France captures top Daesh leader in Mali

The French Army General Staff announces the arrest of Oumeya Ould Albakaye in the middle of the withdrawal of troops from the country
Operación Barkhane

AFP/ PASCAL GUYOT  -   A French soldier from Operation Barkhane, a counter-terrorism mission in the Sahel, patrols while a Eurocopter Tiger helicopter (Eurocopter EC665 Tiger) operates a tactical flight in Mali

France on Wednesday announced the capture of Oumeya Ould Albakaye, a prominent leader of the Islamic State in the Greater Sahara (EIGS), the Daesh affiliate in the Sahel region. The operation has come in the midst of the French army's withdrawal following ongoing friction between Bamako and Paris since Assimi Goita's military junta consolidated power with the second coup d'état in nine months executed in May 2021. 

The arrest of the jihadist leader took place "in the early hours of 11 to 12 June", although the French General Staff waited three days to make the capture public in order to vindicate its military deployment in the country. The news came just 48 hours after Operation Barkhane troops officially handed over the Ménaka base to the Malian Armed Forces (FAMA) after four years at the facility. 

Earlier, Barkhane's forces handed over the Gossi base in the centre of the country to Bamako, and by the end of the summer they will hand over the Gao camp, the last French operations centre in Mali. In this way, Paris will put an end to its presence in the country considered to be "the heart of the Sahel", forced by the new military authority, almost a decade after its 'in extremis' intervention to halt the jihadist advance. 

"Operation Barkhane is carrying out a total withdrawal from Malian territory, which is expected to last throughout the summer," Marta Summers, a lecturer at the Francisco de Vitoria University and researcher at the OIET, told Atalayar. In Summers' opinion, the mission has been insufficient: "It is clear that there are other factors, which possibly do not fall within a traditional security approach, that affect the advance of terrorism in the region. We are talking about weaknesses related to governance or economic development, among others, that lead to a disaffection between the population and the authorities, leaving room for criminal actors such as terrorists or groups related to organised crime".

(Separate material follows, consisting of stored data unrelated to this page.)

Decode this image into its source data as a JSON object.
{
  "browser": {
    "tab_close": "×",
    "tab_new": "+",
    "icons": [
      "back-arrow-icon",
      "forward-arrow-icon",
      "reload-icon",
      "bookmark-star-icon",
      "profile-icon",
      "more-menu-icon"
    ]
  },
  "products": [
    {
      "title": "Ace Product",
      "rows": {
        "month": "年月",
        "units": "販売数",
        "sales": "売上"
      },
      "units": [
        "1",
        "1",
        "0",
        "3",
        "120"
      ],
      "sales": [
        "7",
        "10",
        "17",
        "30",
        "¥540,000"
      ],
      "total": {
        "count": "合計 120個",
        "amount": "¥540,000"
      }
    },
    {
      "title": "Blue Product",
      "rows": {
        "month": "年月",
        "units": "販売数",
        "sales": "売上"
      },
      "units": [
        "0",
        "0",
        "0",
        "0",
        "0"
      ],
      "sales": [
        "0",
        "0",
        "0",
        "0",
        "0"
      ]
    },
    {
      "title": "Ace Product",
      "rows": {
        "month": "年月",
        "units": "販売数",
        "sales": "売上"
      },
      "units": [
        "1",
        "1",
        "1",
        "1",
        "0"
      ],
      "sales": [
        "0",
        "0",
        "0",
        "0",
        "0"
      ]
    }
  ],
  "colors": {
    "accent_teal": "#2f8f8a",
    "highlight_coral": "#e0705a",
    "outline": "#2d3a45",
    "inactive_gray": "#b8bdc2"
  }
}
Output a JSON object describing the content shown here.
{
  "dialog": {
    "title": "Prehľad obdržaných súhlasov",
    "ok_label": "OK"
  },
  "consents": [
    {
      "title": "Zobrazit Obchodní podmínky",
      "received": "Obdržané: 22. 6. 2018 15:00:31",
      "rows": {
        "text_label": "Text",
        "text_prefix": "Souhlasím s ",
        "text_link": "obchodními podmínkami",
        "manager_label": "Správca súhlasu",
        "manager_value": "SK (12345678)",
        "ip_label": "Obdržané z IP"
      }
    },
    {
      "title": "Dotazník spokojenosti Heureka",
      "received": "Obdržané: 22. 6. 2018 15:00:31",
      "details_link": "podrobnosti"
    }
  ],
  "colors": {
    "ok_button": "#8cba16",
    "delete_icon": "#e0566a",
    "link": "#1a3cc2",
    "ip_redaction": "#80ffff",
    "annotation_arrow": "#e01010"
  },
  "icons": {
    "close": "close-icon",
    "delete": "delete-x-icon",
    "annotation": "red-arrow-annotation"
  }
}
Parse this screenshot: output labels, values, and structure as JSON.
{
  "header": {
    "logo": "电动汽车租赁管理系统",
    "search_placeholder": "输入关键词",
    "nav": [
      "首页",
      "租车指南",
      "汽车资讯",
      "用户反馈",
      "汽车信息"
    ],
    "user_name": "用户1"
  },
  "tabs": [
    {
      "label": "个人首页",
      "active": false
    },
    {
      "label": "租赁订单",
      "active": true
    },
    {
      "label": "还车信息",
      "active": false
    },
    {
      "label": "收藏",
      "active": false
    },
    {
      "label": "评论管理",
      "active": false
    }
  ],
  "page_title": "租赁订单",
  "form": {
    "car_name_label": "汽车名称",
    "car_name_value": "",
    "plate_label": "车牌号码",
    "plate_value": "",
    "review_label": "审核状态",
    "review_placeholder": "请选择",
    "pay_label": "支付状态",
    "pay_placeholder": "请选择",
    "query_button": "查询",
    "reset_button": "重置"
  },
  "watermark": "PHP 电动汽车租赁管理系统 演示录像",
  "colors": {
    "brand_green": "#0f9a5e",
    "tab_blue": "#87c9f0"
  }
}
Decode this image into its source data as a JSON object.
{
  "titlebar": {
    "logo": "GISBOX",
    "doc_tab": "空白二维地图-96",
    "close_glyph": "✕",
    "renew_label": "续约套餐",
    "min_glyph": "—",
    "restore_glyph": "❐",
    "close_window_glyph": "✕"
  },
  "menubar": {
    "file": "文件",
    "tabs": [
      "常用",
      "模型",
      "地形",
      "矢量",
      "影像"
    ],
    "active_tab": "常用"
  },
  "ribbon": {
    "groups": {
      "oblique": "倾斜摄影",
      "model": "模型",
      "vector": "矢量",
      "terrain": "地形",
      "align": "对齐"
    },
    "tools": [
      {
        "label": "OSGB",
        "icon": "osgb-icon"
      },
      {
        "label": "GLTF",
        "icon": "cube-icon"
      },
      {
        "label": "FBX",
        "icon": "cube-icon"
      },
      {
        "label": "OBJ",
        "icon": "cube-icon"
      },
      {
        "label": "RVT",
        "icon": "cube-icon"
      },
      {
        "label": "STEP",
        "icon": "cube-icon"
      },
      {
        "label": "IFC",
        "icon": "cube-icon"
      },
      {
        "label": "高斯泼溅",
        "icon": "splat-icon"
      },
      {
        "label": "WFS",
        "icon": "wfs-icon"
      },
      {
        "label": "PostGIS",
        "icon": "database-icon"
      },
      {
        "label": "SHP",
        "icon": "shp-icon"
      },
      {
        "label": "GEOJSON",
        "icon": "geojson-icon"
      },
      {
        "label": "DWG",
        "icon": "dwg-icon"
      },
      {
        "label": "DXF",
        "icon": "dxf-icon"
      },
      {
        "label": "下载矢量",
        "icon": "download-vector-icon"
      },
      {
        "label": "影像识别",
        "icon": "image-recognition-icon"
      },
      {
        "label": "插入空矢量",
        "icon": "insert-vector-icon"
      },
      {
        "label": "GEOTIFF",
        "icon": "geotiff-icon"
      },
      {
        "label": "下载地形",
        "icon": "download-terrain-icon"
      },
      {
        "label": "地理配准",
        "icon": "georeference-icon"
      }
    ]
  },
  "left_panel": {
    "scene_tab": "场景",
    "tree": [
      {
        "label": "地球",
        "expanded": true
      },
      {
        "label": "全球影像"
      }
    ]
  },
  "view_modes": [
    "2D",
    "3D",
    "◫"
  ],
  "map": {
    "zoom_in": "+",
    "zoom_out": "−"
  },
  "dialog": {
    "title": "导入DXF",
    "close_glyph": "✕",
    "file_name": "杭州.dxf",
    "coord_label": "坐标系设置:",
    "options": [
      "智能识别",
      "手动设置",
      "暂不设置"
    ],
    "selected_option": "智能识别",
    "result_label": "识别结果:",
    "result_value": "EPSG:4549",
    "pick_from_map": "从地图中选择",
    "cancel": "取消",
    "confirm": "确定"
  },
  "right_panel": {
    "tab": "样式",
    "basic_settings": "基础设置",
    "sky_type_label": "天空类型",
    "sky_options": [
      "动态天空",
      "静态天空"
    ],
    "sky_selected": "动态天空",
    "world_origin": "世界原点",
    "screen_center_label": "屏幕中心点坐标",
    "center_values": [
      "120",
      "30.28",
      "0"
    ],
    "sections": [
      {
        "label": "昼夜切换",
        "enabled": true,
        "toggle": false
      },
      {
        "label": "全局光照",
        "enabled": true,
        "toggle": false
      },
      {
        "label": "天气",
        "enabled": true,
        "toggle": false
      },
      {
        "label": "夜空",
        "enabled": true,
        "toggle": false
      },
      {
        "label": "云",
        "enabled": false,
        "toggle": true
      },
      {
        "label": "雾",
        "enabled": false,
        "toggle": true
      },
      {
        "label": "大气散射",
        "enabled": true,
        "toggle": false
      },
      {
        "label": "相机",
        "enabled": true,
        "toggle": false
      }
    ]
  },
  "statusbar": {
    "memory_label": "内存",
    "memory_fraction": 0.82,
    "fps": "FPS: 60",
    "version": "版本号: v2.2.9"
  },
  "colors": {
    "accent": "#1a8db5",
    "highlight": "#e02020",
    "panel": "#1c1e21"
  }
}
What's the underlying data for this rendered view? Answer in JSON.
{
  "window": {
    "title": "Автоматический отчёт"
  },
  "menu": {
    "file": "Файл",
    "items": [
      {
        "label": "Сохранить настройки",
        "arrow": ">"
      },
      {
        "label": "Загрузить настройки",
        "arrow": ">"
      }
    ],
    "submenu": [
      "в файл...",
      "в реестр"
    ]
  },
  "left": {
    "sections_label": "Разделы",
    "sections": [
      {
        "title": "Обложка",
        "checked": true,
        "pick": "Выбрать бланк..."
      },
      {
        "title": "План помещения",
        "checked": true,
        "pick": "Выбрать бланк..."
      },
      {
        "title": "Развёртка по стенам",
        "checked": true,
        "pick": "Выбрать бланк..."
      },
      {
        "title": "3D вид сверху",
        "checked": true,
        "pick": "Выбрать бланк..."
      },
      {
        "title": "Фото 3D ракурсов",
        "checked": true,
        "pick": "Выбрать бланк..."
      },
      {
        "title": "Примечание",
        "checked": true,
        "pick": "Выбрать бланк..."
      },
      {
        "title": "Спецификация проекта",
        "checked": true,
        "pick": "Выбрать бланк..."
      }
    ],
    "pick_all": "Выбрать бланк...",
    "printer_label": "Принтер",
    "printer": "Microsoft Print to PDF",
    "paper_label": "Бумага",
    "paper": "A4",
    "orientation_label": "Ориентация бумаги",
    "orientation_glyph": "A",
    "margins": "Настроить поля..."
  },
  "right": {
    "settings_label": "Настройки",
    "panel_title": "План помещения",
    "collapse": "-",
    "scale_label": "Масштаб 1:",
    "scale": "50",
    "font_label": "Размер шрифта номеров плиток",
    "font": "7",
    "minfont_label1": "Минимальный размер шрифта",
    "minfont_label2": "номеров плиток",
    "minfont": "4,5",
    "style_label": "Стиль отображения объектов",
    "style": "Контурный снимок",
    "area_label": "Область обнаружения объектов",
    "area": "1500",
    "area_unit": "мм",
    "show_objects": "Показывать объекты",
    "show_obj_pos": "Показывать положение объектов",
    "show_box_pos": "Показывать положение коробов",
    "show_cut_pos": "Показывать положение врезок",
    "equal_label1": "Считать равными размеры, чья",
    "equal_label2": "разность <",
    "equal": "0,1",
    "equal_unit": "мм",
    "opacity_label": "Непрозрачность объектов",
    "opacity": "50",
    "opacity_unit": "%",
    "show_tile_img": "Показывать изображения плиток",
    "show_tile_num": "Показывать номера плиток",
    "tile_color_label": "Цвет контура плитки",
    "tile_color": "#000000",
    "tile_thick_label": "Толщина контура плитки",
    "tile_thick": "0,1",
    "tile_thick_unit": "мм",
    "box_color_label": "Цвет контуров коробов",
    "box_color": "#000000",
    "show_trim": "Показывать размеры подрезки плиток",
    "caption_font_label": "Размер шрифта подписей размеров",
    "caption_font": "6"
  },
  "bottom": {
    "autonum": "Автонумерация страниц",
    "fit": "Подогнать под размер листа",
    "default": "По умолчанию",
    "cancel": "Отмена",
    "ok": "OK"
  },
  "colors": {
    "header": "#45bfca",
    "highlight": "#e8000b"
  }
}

Albakaye was in Malian territory close to the triple border shared by Mali, Niger and Burkina Faso, one of the most dangerous areas in the world defended by Barkhane, where jihadist groups, armed militias and criminal organisations operate. Sources quoted by the newspaper '20 Minutes' confirmed the capture of the EIGS member "during a helicopter intervention in a camp in the Tessit sector", a small town of just 6,000 inhabitants located in Gao. 

"The capture proves once again that French forces and their allies, especially with the support of US intelligence services, are capable of locating and arresting important members of the EIGS, even if they are in a vast remote area such as the border zone of Mali, Niger and Burkina Faso," analyst Fabian Landmann told Atalayar. 

The operation to capture Albakaye lasted for weeks and required all kinds of means belonging to Barkhane, from aerial to ground, including field work and intelligence information, according to the version of the French Army General Staff. During the operation, mobile devices, weapons and "numerous resources" belonging to the jihadist organisation, the local branch of Daesh since 2016, were seized. "He was arrested following fighting in the area between the EIGS and JNIM [the Al Qaeda-affiliated Islam and Muslim Support Group]," reports '20 Minutes'. 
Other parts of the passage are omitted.